Posts mit dem Label ilian tape werden angezeigt. Alle Posts anzeigen
Posts mit dem Label ilian tape werden angezeigt. Alle Posts anzeigen

26.05.2024

Sonst noch was, 2023?! - Packed Rich - Warp Fields




PACKED RICH - WARP FIELDS


“Right now, however, the extreme asymmetries of knowledge and power that have accrued to surveillance capitalism abrogate these elemental rights as our lives are unilaterally rendered as data, expropriated, and repurposed in new forms of social control, all of it in the service of others’ interests and in the absence of our awareness or means of combat." (Shoshana Zuboff)

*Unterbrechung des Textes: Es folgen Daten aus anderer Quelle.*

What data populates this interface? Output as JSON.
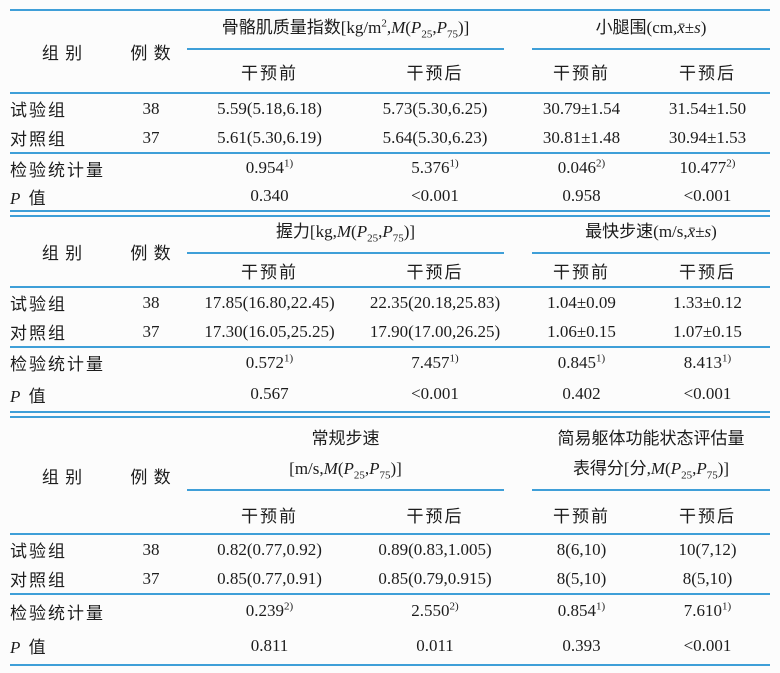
{
  "page": {
    "accent": "#3f9fd8",
    "bg": "#fcfcfc",
    "text_color": "#1c1c1c"
  },
  "table": {
    "sections": [
      {
        "group_col": "组 别",
        "n_col": "例 数",
        "groups": [
          {
            "lines": [
              "骨骼肌质量指数[kg/m^2^,*M*(*P*~25~,*P*~75~)]"
            ]
          },
          {
            "lines": [
              "小腿围(cm,*x̄*±*s*)"
            ]
          }
        ],
        "sub": [
          "干预前",
          "干预后",
          "干预前",
          "干预后"
        ],
        "rows": [
          {
            "label": "试验组",
            "n": "38",
            "c": [
              "5.59(5.18,6.18)",
              "5.73(5.30,6.25)",
              "30.79±1.54",
              "31.54±1.50"
            ]
          },
          {
            "label": "对照组",
            "n": "37",
            "c": [
              "5.61(5.30,6.19)",
              "5.64(5.30,6.23)",
              "30.81±1.48",
              "30.94±1.53"
            ]
          },
          {
            "label": "检验统计量",
            "n": "",
            "c": [
              "0.954^1)^",
              "5.376^1)^",
              "0.046^2)^",
              "10.477^2)^"
            ]
          },
          {
            "label": "*P* 值",
            "n": "",
            "c": [
              "0.340",
              "<0.001",
              "0.958",
              "<0.001"
            ]
          }
        ]
      },
      {
        "group_col": "组 别",
        "n_col": "例 数",
        "groups": [
          {
            "lines": [
              "握力[kg,*M*(*P*~25~,*P*~75~)]"
            ]
          },
          {
            "lines": [
              "最快步速(m/s,*x̄*±*s*)"
            ]
          }
        ],
        "sub": [
          "干预前",
          "干预后",
          "干预前",
          "干预后"
        ],
        "rows": [
          {
            "label": "试验组",
            "n": "38",
            "c": [
              "17.85(16.80,22.45)",
              "22.35(20.18,25.83)",
              "1.04±0.09",
              "1.33±0.12"
            ]
          },
          {
            "label": "对照组",
            "n": "37",
            "c": [
              "17.30(16.05,25.25)",
              "17.90(17.00,26.25)",
              "1.06±0.15",
              "1.07±0.15"
            ]
          },
          {
            "label": "检验统计量",
            "n": "",
            "c": [
              "0.572^1)^",
              "7.457^1)^",
              "0.845^1)^",
              "8.413^1)^"
            ]
          },
          {
            "label": "*P* 值",
            "n": "",
            "c": [
              "0.567",
              "<0.001",
              "0.402",
              "<0.001"
            ]
          }
        ]
      },
      {
        "group_col": "组 别",
        "n_col": "例 数",
        "groups": [
          {
            "lines": [
              "常规步速",
              "[m/s,*M*(*P*~25~,*P*~75~)]"
            ]
          },
          {
            "lines": [
              "简易躯体功能状态评估量",
              "表得分[分,*M*(*P*~25~,*P*~75~)]"
            ]
          }
        ],
        "sub": [
          "干预前",
          "干预后",
          "干预前",
          "干预后"
        ],
        "rows": [
          {
            "label": "试验组",
            "n": "38",
            "c": [
              "0.82(0.77,0.92)",
              "0.89(0.83,1.005)",
              "8(6,10)",
              "10(7,12)"
            ]
          },
          {
            "label": "对照组",
            "n": "37",
            "c": [
              "0.85(0.77,0.91)",
              "0.85(0.79,0.915)",
              "8(5,10)",
              "8(5,10)"
            ]
          },
          {
            "label": "检验统计量",
            "n": "",
            "c": [
              "0.239^2)^",
              "2.550^2)^",
              "0.854^1)^",
              "7.610^1)^"
            ]
          },
          {
            "label": "*P* 值",
            "n": "",
            "c": [
              "0.811",
              "0.011",
              "0.393",
              "<0.001"
            ]
          }
        ]
      }
    ]
  }
}
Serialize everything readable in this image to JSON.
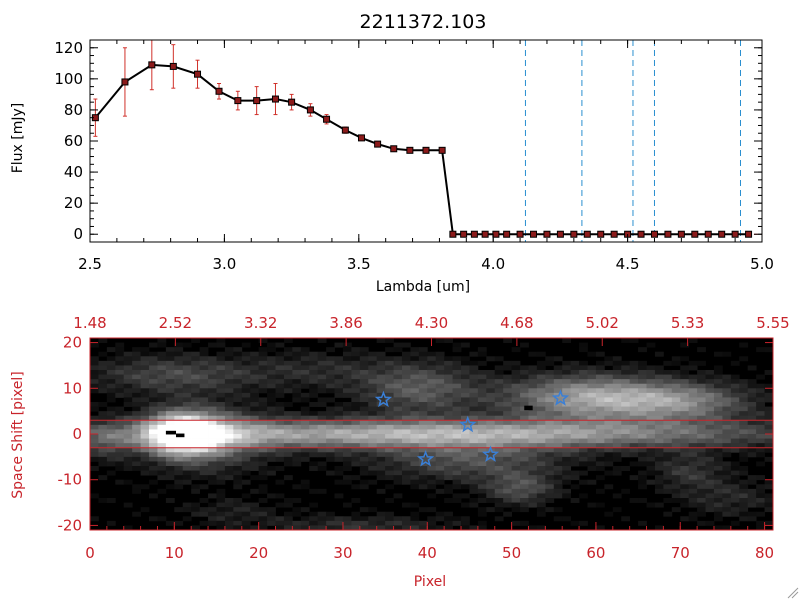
{
  "chart_data": [
    {
      "type": "line",
      "title": "2211372.103",
      "xlabel": "Lambda [um]",
      "ylabel": "Flux [mJy]",
      "xlim": [
        2.5,
        5.0
      ],
      "ylim": [
        -5,
        125
      ],
      "x_ticks": [
        2.5,
        3.0,
        3.5,
        4.0,
        4.5,
        5.0
      ],
      "x_tick_labels": [
        "2.5",
        "3.0",
        "3.5",
        "4.0",
        "4.5",
        "5.0"
      ],
      "y_ticks": [
        0,
        20,
        40,
        60,
        80,
        100,
        120
      ],
      "y_tick_labels": [
        "0",
        "20",
        "40",
        "60",
        "80",
        "100",
        "120"
      ],
      "grid": false,
      "legend": "none",
      "colors": {
        "line": "#000000",
        "marker": "#8b1a1a",
        "error_bar": "#d0302a",
        "vline": "#2a8fd0",
        "zero_line": "#d0302a"
      },
      "series": [
        {
          "x": [
            2.52,
            2.63,
            2.73,
            2.81,
            2.9,
            2.98,
            3.05,
            3.12,
            3.19,
            3.25,
            3.32,
            3.38,
            3.45,
            3.51,
            3.57,
            3.63,
            3.69,
            3.75,
            3.81,
            3.85,
            3.89,
            3.93,
            3.97,
            4.01,
            4.05,
            4.1,
            4.15,
            4.2,
            4.25,
            4.3,
            4.35,
            4.4,
            4.45,
            4.5,
            4.55,
            4.6,
            4.65,
            4.7,
            4.75,
            4.8,
            4.85,
            4.9,
            4.95
          ],
          "values": [
            75,
            98,
            109,
            108,
            103,
            92,
            86,
            86,
            87,
            85,
            80,
            74,
            67,
            62,
            58,
            55,
            54,
            54,
            54,
            0,
            0,
            0,
            0,
            0,
            0,
            0,
            0,
            0,
            0,
            0,
            0,
            0,
            0,
            0,
            0,
            0,
            0,
            0,
            0,
            0,
            0,
            0,
            0
          ],
          "errors": [
            12,
            22,
            16,
            14,
            9,
            5,
            6,
            9,
            10,
            5,
            4,
            3,
            2,
            1,
            1,
            1,
            1,
            1,
            1,
            0,
            0,
            0,
            0,
            0,
            0,
            0,
            0,
            0,
            0,
            0,
            0,
            0,
            0,
            0,
            0,
            0,
            0,
            0,
            0,
            0,
            0,
            0,
            0
          ]
        }
      ],
      "vertical_lines_x": [
        4.12,
        4.33,
        4.52,
        4.6,
        4.92
      ]
    },
    {
      "type": "heatmap",
      "xlabel": "Pixel",
      "ylabel": "Space Shift [pixel]",
      "xlim": [
        0,
        81
      ],
      "ylim": [
        -21,
        21
      ],
      "x_ticks": [
        0,
        10,
        20,
        30,
        40,
        50,
        60,
        70,
        80
      ],
      "x_tick_labels": [
        "0",
        "10",
        "20",
        "30",
        "40",
        "50",
        "60",
        "70",
        "80"
      ],
      "y_ticks": [
        -20,
        -10,
        0,
        10,
        20
      ],
      "y_tick_labels": [
        "-20",
        "-10",
        "0",
        "10",
        "20"
      ],
      "top_axis_tick_labels": [
        "1.48",
        "2.52",
        "3.32",
        "3.86",
        "4.30",
        "4.68",
        "5.02",
        "5.33",
        "5.55"
      ],
      "extraction_band_y": [
        -3,
        3
      ],
      "colormap": "grayscale",
      "colors": {
        "axes": "#c8242b",
        "stars": "#3a7fd6"
      },
      "blobs": [
        {
          "x": 40,
          "y": 0,
          "sx": 28,
          "sy": 2.3,
          "v": 0.7
        },
        {
          "x": 11,
          "y": 0,
          "sx": 3,
          "sy": 3.2,
          "v": 0.95
        },
        {
          "x": 14,
          "y": -1,
          "sx": 5,
          "sy": 5,
          "v": 0.35
        },
        {
          "x": 59,
          "y": 8,
          "sx": 7,
          "sy": 3.5,
          "v": 0.6
        },
        {
          "x": 70,
          "y": 7,
          "sx": 6,
          "sy": 3,
          "v": 0.45
        },
        {
          "x": 39,
          "y": 10,
          "sx": 5,
          "sy": 4,
          "v": 0.35
        },
        {
          "x": 10,
          "y": 13,
          "sx": 7,
          "sy": 3,
          "v": 0.28
        },
        {
          "x": 45,
          "y": -6,
          "sx": 8,
          "sy": 3,
          "v": 0.3
        },
        {
          "x": 51,
          "y": -12,
          "sx": 3,
          "sy": 2.5,
          "v": 0.3
        },
        {
          "x": 71,
          "y": -8,
          "sx": 3,
          "sy": 3,
          "v": 0.2
        },
        {
          "x": 27,
          "y": 14,
          "sx": 6,
          "sy": 3,
          "v": 0.15
        },
        {
          "x": 17,
          "y": -17,
          "sx": 4,
          "sy": 2,
          "v": 0.12
        },
        {
          "x": 32,
          "y": -20,
          "sx": 8,
          "sy": 1.5,
          "v": 0.18
        },
        {
          "x": 76,
          "y": -14,
          "sx": 4,
          "sy": 3,
          "v": 0.15
        },
        {
          "x": 2,
          "y": -2,
          "sx": 2,
          "sy": 3,
          "v": 0.18
        }
      ],
      "stars": [
        {
          "x": 34.8,
          "y": 7.5
        },
        {
          "x": 44.8,
          "y": 2.0
        },
        {
          "x": 39.8,
          "y": -5.5
        },
        {
          "x": 47.5,
          "y": -4.5
        },
        {
          "x": 55.8,
          "y": 7.8
        }
      ]
    }
  ]
}
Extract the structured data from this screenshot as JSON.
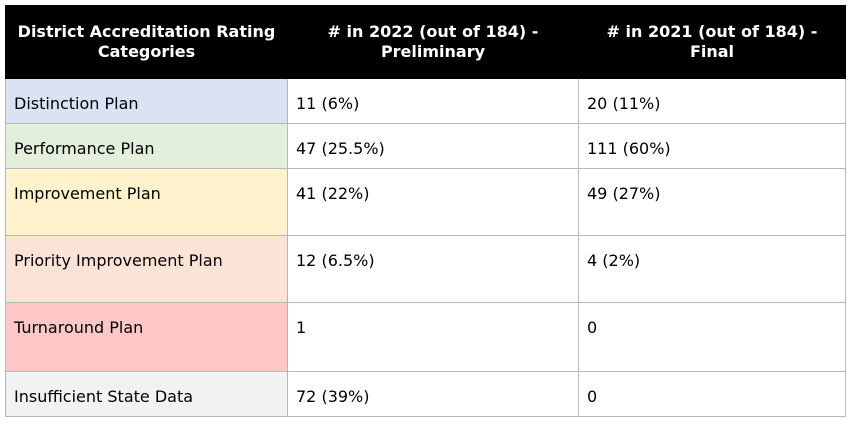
{
  "table": {
    "headers": [
      "District Accreditation Rating Categories",
      "# in 2022 (out of 184) - Preliminary",
      "# in 2021 (out of 184) - Final"
    ],
    "rows": [
      {
        "category": "Distinction Plan",
        "y2022": "11 (6%)",
        "y2021": "20 (11%)",
        "color": "#dae3f3"
      },
      {
        "category": "Performance Plan",
        "y2022": "47 (25.5%)",
        "y2021": "111 (60%)",
        "color": "#e2efda"
      },
      {
        "category": "Improvement Plan",
        "y2022": "41 (22%)",
        "y2021": "49 (27%)",
        "color": "#fff2cc"
      },
      {
        "category": "Priority Improvement Plan",
        "y2022": "12 (6.5%)",
        "y2021": "4 (2%)",
        "color": "#fbe4d5"
      },
      {
        "category": "Turnaround Plan",
        "y2022": "1",
        "y2021": "0",
        "color": "#ffc7c7"
      },
      {
        "category": "Insufficient State Data",
        "y2022": "72 (39%)",
        "y2021": "0",
        "color": "#f2f2f2"
      }
    ]
  }
}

Ich hab drauf geschlafen. Nicht wörtlich, bon - aber ich habe es verpennt, "Warp Fields" für die Bestenliste 2023 zu nominieren, und selten hat mich ein solcher Umstand mehr geärgert als hier. Sowas passiert manchmal - und vor allem dann, wenn ich, ganz banal, ein Album schlicht zu spät in die Finger bekomme. Hier war's im Dezember und ich stand bereits knietief in den sowohl geplanten als auch schon geschriebenen Reviews für das abgelaufene Musikjahr. Unter normalen Umständen ist "Warp Fields" ohne eine Nanosekunde des Zögerns ein Kandidat für die Top 5, vielleicht sogar Top 3. Daher müssen wir also jetzt im fuckin' Mai 2024 eine kurze Rückschau organisieren, verbunden mit der ziemlich vehementen Aufforderung, sich auf Bandcamp umgehend die 180g-Schallplatte für nur 16 Euro zu besorgen. Es sind noch fünf Exemplare direkt vom Label zu haben,  und alleine das ist ja schon ein mittelschwerer Skandal. Ich glaube, es geht los?! Was stimmt denn nicht mit Euch?!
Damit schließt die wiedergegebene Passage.